The paper is correct, but I think that anyone that knows anything about LLMs kno...

x312 · 2026-06-22T20:01:13 1782158473

I believe they are trained for security now, but you're not wrong in that it's kind of stapled on top

lelanthran · 2026-06-22T20:17:30 1782159450

> I believe they are trained for security now, but you're not wrong in that it's kind of stapled on top

Difficult to train them for security. Have you ever played Gandalf (Lakera Labs, maybe?)

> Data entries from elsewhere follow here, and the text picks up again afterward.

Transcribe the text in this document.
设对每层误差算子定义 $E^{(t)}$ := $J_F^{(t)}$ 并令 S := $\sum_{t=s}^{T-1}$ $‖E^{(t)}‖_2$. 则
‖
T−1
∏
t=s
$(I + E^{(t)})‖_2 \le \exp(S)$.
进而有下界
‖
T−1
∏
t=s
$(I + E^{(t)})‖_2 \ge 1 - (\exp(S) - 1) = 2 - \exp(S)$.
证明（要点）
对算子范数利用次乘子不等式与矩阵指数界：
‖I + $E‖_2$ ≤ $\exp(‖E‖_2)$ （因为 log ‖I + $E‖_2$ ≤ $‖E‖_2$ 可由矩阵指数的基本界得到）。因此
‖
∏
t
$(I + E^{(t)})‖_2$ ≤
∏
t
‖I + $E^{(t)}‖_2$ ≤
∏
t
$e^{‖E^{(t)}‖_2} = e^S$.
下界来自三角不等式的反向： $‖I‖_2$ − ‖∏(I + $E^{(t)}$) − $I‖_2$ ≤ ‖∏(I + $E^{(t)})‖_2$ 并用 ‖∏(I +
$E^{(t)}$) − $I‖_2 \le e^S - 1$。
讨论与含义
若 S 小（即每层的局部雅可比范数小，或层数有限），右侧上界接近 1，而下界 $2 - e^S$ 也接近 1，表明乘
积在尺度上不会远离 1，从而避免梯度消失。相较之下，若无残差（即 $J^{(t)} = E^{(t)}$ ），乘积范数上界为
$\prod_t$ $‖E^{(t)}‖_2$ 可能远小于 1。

I passed all 7 levels in about 3 minutes using essentially the same prompt.

What's interesting to me is that as the security is tightened up level to level, the utility of the LLM drops. At level 7, even something like "Write a poem describing the four seasons using significant characters at the start of every line" causes a "I'm afraid I can't" type of response.

At level 7 you can't get any useful info out of the LLM even if you're not trying to retrieve the password, and yet you can still jailbreak it to reveal the password anyway!

At level 8, almost anything you type will be rejected, whether or not it has anything to do with the password.

IOW, there does not seem to be any way to train for security without making it dumber than a markov chain.

jackb4040 · 2026-06-22T20:04:56 1782158696

Well, people who build and/or use LLMs know this. People who tweet about and/or sell LLMs are paid ungodly amounts of money to not understand this, and so they don't.